Überläufer

  • Karin Leukefeld, Damaskus
  • Lesedauer: 2 Min.

Syriens Präsident Baschar al-Assad hat einen Unterstützer weniger: Der syrische Botschafter in Irak, Nawaf Fares, hat die Seiten gewechselt. »Exklusiv« erklärte der Diplomat dem katarischen Nachrichtensender »Al Dschasira« seinen Austritt aus der regierenden Baath-Partei und das Ende seiner diplomatischen Mission. Er werde sich der »Revolution« anschließen. Fares ist nach General Manaf Tlass, der vergangene Woche überlief, der zweite aus dem oberen Machtsegment, der Assad den Rücken gekehrt hat.

Fares rief »alle würdigen und freien Menschen in Syrien, vor allem die Soldaten«, auf, sich ebenfalls umgehend der Opposition anzuschließen. »Richtet eure Kanonen und Panzer auf die Kriminellen dieses Regimes«, sagte er.
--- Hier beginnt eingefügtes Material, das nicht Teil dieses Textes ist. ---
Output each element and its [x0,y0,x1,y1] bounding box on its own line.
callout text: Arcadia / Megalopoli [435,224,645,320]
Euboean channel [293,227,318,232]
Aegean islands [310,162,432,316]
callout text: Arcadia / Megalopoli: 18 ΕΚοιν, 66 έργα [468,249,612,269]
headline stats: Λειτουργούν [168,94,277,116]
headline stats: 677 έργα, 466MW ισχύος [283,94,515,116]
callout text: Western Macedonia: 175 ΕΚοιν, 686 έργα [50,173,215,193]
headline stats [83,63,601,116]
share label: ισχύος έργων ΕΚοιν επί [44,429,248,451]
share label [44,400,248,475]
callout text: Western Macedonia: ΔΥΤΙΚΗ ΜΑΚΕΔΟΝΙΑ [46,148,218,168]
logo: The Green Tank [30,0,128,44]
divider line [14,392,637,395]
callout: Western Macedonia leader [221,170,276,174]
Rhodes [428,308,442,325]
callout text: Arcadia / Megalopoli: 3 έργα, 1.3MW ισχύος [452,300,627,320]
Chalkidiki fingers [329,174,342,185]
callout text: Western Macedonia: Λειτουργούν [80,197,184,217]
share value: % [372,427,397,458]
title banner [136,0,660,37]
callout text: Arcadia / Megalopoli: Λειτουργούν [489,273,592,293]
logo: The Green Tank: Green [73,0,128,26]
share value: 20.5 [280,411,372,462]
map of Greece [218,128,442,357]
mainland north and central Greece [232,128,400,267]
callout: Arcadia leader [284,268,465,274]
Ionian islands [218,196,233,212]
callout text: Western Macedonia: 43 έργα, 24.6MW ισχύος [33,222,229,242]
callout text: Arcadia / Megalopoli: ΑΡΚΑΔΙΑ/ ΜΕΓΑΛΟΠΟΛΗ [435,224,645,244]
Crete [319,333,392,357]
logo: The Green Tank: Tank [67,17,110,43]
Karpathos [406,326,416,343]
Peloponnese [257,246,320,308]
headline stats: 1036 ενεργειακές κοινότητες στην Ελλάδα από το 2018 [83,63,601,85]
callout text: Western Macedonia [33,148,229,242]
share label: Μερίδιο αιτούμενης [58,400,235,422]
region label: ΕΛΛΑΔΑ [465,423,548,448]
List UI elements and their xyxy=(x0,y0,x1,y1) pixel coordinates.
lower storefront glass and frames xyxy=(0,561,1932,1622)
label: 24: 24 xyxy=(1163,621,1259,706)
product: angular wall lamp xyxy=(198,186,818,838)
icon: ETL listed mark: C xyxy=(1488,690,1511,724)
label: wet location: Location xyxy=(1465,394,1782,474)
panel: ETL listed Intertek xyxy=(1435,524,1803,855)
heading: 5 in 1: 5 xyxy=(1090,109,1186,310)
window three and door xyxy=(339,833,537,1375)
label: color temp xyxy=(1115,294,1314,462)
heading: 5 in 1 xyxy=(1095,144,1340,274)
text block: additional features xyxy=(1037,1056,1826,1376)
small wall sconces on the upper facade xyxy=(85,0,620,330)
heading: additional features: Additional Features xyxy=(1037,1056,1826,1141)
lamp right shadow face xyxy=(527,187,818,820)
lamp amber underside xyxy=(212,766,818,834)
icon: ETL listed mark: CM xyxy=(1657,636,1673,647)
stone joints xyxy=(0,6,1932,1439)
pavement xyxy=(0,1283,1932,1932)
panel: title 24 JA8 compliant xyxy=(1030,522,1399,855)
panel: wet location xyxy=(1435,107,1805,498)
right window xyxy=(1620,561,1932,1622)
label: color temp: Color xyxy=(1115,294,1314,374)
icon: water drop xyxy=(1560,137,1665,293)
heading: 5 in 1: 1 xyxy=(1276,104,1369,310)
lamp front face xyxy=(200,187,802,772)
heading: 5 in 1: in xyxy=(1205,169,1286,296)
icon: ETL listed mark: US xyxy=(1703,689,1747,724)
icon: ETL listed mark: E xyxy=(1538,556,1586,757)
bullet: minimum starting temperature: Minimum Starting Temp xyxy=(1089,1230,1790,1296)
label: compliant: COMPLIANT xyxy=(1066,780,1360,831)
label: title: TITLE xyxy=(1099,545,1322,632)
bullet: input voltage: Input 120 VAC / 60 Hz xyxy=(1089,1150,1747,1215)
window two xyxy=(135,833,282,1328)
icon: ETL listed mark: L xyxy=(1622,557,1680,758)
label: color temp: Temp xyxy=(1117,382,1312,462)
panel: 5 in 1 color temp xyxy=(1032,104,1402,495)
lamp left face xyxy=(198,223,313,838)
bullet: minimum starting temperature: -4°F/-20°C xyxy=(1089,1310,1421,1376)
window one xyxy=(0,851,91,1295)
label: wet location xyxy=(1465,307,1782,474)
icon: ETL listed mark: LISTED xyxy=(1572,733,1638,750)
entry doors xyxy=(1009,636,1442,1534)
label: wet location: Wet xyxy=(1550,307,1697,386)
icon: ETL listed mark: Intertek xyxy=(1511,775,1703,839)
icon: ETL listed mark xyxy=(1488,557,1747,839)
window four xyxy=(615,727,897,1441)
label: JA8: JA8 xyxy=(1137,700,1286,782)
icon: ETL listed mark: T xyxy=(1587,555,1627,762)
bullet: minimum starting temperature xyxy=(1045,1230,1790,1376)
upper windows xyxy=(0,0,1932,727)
Der Botschafter hatte sein Amt in Bagdad 2008 angetreten. Er hat eine lange Karriere in der Baath-Partei hinter sich und verfügt über enge Kontakte zu staatlichen Sicherheitskreisen. Zugleich ist er Führer eines großen sunnitisch-muslimischen Stammes in Uqaydat in der ostsyrischen Provinz Deir Ezzor entlang der syrisch-irakischen Grenze. Seit Ende 2011 kamen aus dieser Region Berichte von Waffenschmuggel und vom Eindringen bewaffneter Dschihadisten aus Irak. In den letzten Wochen war die reguläre syrische Armee massiv gegen bewaffnete Gruppen in diesem Gebiet vorgegangen.

Nawaf Fares ist der erste Botschafter, der sich von der Führung in Damaskus öffentlich distanziert hat. Syriens Außenministerium bestätigte den Vorgang. Fares habe eine Presseerklärung abgegeben, die mit seinem Amt und seinen Aufgaben als Botschafter nicht vereinbar sei, daher werde er abberufen. Die Beziehungen zwischen Syrien und Irak seien davon nicht betroffen.

Ob die hochrangigen Überläufer Fares und Tlas tatsächlich bei einem politischen Übergang in Syrien eine Rolle spielen werden, bleibt abzuwarten. US-Außenministerin Hillary Clinton hatte mehrfach öffentlich Militärs und Politiker aufgefordert, sich von der Regierung Assads loszusagen. Ganz ohne Wirkung ist der Appell offensichtlich nicht geblieben.